Knowing that the body comes to full stop when the spring is compressed by 2l1, find:
(a) the distance travelled by the body;
(b) its speed at the moment of contact with the spring.

2. Originally Posted by callumh167
I dont really know where to start with this question, any help is greatly appreciated.

An elastic spring can have extension l1 under tension force of T1. This spring is placed on the slope of a hill with an angle [alpha] to the horizontal such that one end of the spring is fixed at the foot of the hill and the other end can move freely along the slope. A body of mass m, starting from rest at the top of the hill, is moving down the hill (neglect friction forces).
Knowing that the body comes to full stop when the spring is compressed by 2l1, find:
(a) the distance travelled by the body;
(b) its speed at the moment of contact with the spring.
The trick here is how you have to measure the distances.

The first piece of information tells you the spring constant.

The rest of it is all about how you define quantities in your system. For starters, there is no friction so the total mechanical energy is conserved.
$\frac{1}{2}mv_0^2 + mgh_0 + \frac{1}{2}kx_0^2 = \frac{1}{2}mv^2 + mgh + \frac{1}{2}kx^2$

Now we choose a coordinate system. My choice for the gravitational potential energy zero level is the point where the body is released. This will make all of your height measurements negative, but trust me, this is one of the better choices. (The other good choice is where the top of the spring is at the beginning of the problem.) Of course, for the spring potential energy the zero level is where the top of the relaxed spring is.

We have two problems that I would do independently. The first involves the total distance along the slope that the body slides. It starts from rest, so calling the distance along the slide d, we get that the body will drop a height
$h = \frac{d}{sin(\theta)}$
The object ends at rest as well, so we get:
$0 = -mg \left ( \frac{d}{sin(\theta)} \right ) + \frac{1}{2}kx^2$

Since we know x, we can solve this for d.

The second problem involves the speed when the body first contacts the spring. Note that the distance along the slide traveled by the body is going to be d - x, so the height at the point of first contact with the spring is going to be
$h - \frac{x}{sin(\theta)} = \frac{d - x}{sin(\theta)}$
where we can use the d from the solution to the first part.

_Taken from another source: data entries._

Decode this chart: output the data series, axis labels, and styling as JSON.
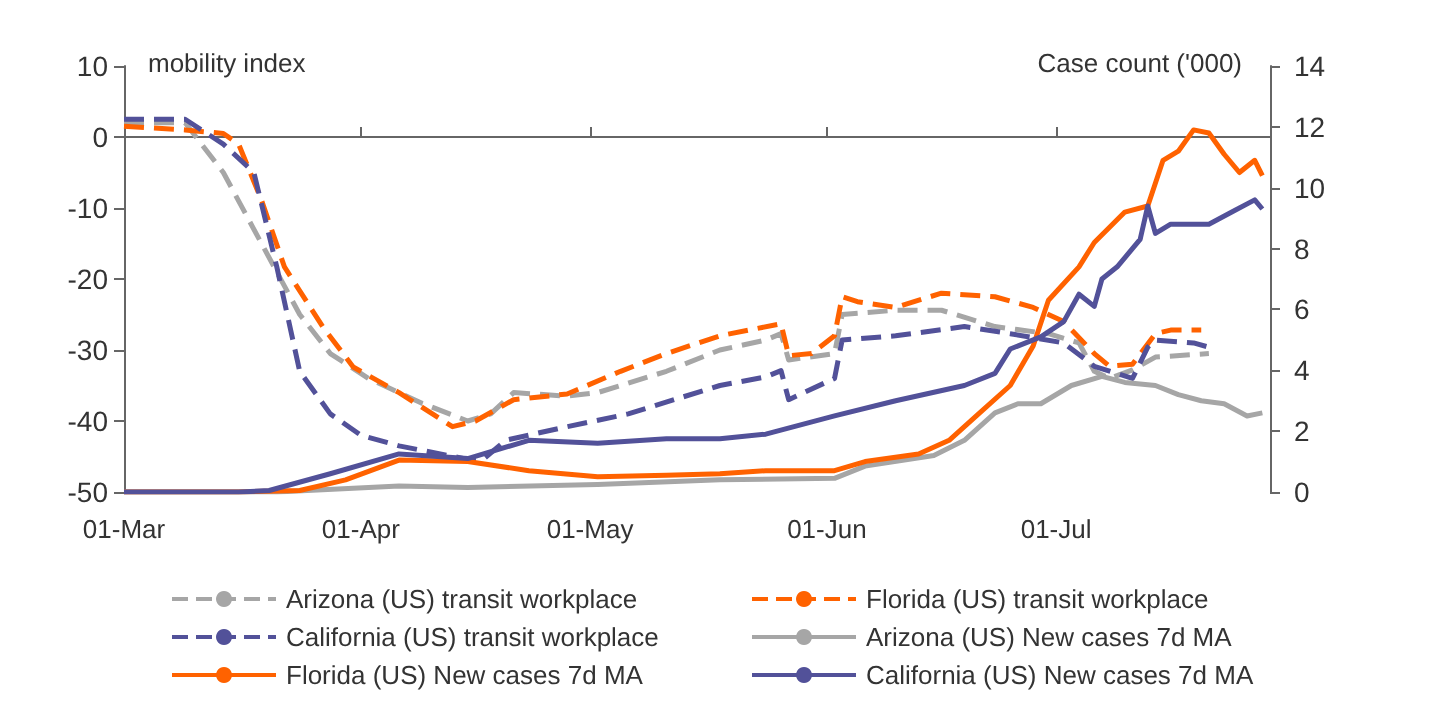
{
  "chart_data": {
    "type": "line",
    "ylabel": "mobility index",
    "y2label": "Case count ('000)",
    "xlim": [
      "--03-01",
      "--07-29"
    ],
    "xticks": [
      {
        "value": "--03-01",
        "label": "01-Mar"
      },
      {
        "value": "--04-01",
        "label": "01-Apr"
      },
      {
        "value": "--05-01",
        "label": "01-May"
      },
      {
        "value": "--06-01",
        "label": "01-Jun"
      },
      {
        "value": "--07-01",
        "label": "01-Jul"
      }
    ],
    "ylim": [
      -50,
      10
    ],
    "yticks": [
      -50,
      -40,
      -30,
      -20,
      -10,
      0,
      10
    ],
    "y2lim": [
      0,
      14
    ],
    "y2ticks": [
      0,
      2,
      4,
      6,
      8,
      10,
      12,
      14
    ],
    "legend": "bottom",
    "marker": "none",
    "series": [
      {
        "name": "Arizona (US) transit workplace",
        "color": "#a6a6a6",
        "line_style": "dashed",
        "x": [
          "--03-01",
          "--03-09",
          "--03-14",
          "--03-19",
          "--03-24",
          "--03-28",
          "--04-02",
          "--04-09",
          "--04-15",
          "--04-18",
          "--04-21",
          "--04-28",
          "--05-02",
          "--05-11",
          "--05-18",
          "--05-24",
          "--05-26",
          "--05-27",
          "--06-02",
          "--06-03",
          "--06-10",
          "--06-16",
          "--06-23",
          "--06-30",
          "--07-04",
          "--07-06",
          "--07-08",
          "--07-11",
          "--07-14",
          "--07-21"
        ],
        "values": [
          2,
          2,
          -5,
          -15,
          -25,
          -30.5,
          -34,
          -37.5,
          -40,
          -39,
          -36,
          -36.5,
          -36,
          -33,
          -30,
          -28.6,
          -27.7,
          -31.4,
          -30.5,
          -25,
          -24.4,
          -24.4,
          -26.7,
          -27.7,
          -29,
          -33,
          -34,
          -32.8,
          -31,
          -30.5
        ]
      },
      {
        "name": "Florida (US) transit workplace",
        "color": "#ff6200",
        "line_style": "dashed",
        "x": [
          "--03-01",
          "--03-09",
          "--03-14",
          "--03-16",
          "--03-19",
          "--03-22",
          "--03-27",
          "--03-31",
          "--04-06",
          "--04-13",
          "--04-16",
          "--04-21",
          "--04-28",
          "--05-05",
          "--05-11",
          "--05-18",
          "--05-26",
          "--05-27",
          "--05-30",
          "--06-02",
          "--06-03",
          "--06-05",
          "--06-10",
          "--06-16",
          "--06-23",
          "--06-28",
          "--07-02",
          "--07-06",
          "--07-08",
          "--07-11",
          "--07-14",
          "--07-16",
          "--07-20"
        ],
        "values": [
          1.5,
          1,
          0.5,
          -1,
          -8.9,
          -18.3,
          -26.7,
          -32.4,
          -36,
          -40.8,
          -40,
          -37,
          -36.2,
          -33,
          -30.5,
          -28,
          -26.3,
          -30.8,
          -30.5,
          -28,
          -22.5,
          -23.2,
          -24,
          -22,
          -22.5,
          -24,
          -26,
          -30.5,
          -32.3,
          -32,
          -27.7,
          -27.2,
          -27.2
        ]
      },
      {
        "name": "California (US) transit workplace",
        "color": "#525199",
        "line_style": "dashed",
        "x": [
          "--03-01",
          "--03-09",
          "--03-14",
          "--03-18",
          "--03-21",
          "--03-24",
          "--03-28",
          "--04-01",
          "--04-06",
          "--04-15",
          "--04-17",
          "--04-20",
          "--04-28",
          "--05-06",
          "--05-18",
          "--05-24",
          "--05-26",
          "--05-27",
          "--06-02",
          "--06-03",
          "--06-10",
          "--06-19",
          "--06-25",
          "--07-02",
          "--07-06",
          "--07-11",
          "--07-13",
          "--07-14",
          "--07-19",
          "--07-21"
        ],
        "values": [
          2.5,
          2.5,
          -1,
          -5,
          -18.3,
          -33,
          -39,
          -42,
          -43.5,
          -45.4,
          -45.4,
          -42.7,
          -40.8,
          -39,
          -35,
          -33.8,
          -32.9,
          -37,
          -34,
          -28.6,
          -28,
          -26.7,
          -27.7,
          -29,
          -32.3,
          -34,
          -29.6,
          -28.6,
          -29,
          -29.6
        ]
      },
      {
        "name": "Arizona (US) New cases 7d MA",
        "color": "#a6a6a6",
        "line_style": "solid",
        "axis": "y2",
        "x": [
          "--03-01",
          "--03-21",
          "--04-06",
          "--04-15",
          "--05-02",
          "--05-18",
          "--06-02",
          "--06-06",
          "--06-15",
          "--06-19",
          "--06-23",
          "--06-26",
          "--06-29",
          "--07-03",
          "--07-07",
          "--07-10",
          "--07-14",
          "--07-17",
          "--07-20",
          "--07-23",
          "--07-26",
          "--07-28"
        ],
        "values": [
          0,
          0,
          0.2,
          0.15,
          0.25,
          0.4,
          0.45,
          0.85,
          1.2,
          1.7,
          2.6,
          2.9,
          2.9,
          3.5,
          3.8,
          3.6,
          3.5,
          3.2,
          3.0,
          2.9,
          2.5,
          2.6
        ]
      },
      {
        "name": "Florida (US) New cases 7d MA",
        "color": "#ff6200",
        "line_style": "solid",
        "axis": "y2",
        "x": [
          "--03-01",
          "--03-16",
          "--03-24",
          "--03-30",
          "--04-06",
          "--04-15",
          "--04-23",
          "--05-02",
          "--05-11",
          "--05-18",
          "--05-24",
          "--06-02",
          "--06-06",
          "--06-13",
          "--06-17",
          "--06-21",
          "--06-25",
          "--06-28",
          "--06-30",
          "--07-04",
          "--07-06",
          "--07-10",
          "--07-13",
          "--07-15",
          "--07-17",
          "--07-19",
          "--07-21",
          "--07-23",
          "--07-25",
          "--07-27",
          "--07-28"
        ],
        "values": [
          0,
          0,
          0.05,
          0.4,
          1.05,
          1.0,
          0.7,
          0.5,
          0.55,
          0.6,
          0.7,
          0.7,
          1.0,
          1.25,
          1.7,
          2.6,
          3.5,
          4.8,
          6.3,
          7.4,
          8.2,
          9.2,
          9.4,
          10.9,
          11.2,
          11.9,
          11.8,
          11.1,
          10.5,
          10.9,
          10.4
        ]
      },
      {
        "name": "California (US) New cases 7d MA",
        "color": "#525199",
        "line_style": "solid",
        "axis": "y2",
        "x": [
          "--03-01",
          "--03-16",
          "--03-20",
          "--03-28",
          "--04-06",
          "--04-15",
          "--04-23",
          "--05-02",
          "--05-11",
          "--05-18",
          "--05-24",
          "--06-02",
          "--06-10",
          "--06-19",
          "--06-23",
          "--06-25",
          "--06-29",
          "--07-02",
          "--07-04",
          "--07-06",
          "--07-07",
          "--07-09",
          "--07-12",
          "--07-13",
          "--07-14",
          "--07-16",
          "--07-21",
          "--07-24",
          "--07-27",
          "--07-28"
        ],
        "values": [
          0,
          0,
          0.05,
          0.6,
          1.25,
          1.1,
          1.7,
          1.6,
          1.75,
          1.75,
          1.9,
          2.5,
          3.0,
          3.5,
          3.9,
          4.7,
          5.1,
          5.6,
          6.5,
          6.1,
          7.0,
          7.4,
          8.3,
          9.4,
          8.5,
          8.8,
          8.8,
          9.2,
          9.6,
          9.3
        ]
      }
    ]
  }
}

So again, employing energy conservation:
$0 = \frac{1}{2}mv^2 - mg \left ( \frac{d - x}{sin(\theta)} \right )$
which you can solve for v.

Notice carefully that the spring potential energy when the body is at its lowest position on the slide is NOT equal to the kinetic energy of the body when it strikes the spring. This is because the body has a change of gravitational potential energy as it is compressing the spring.

-Dan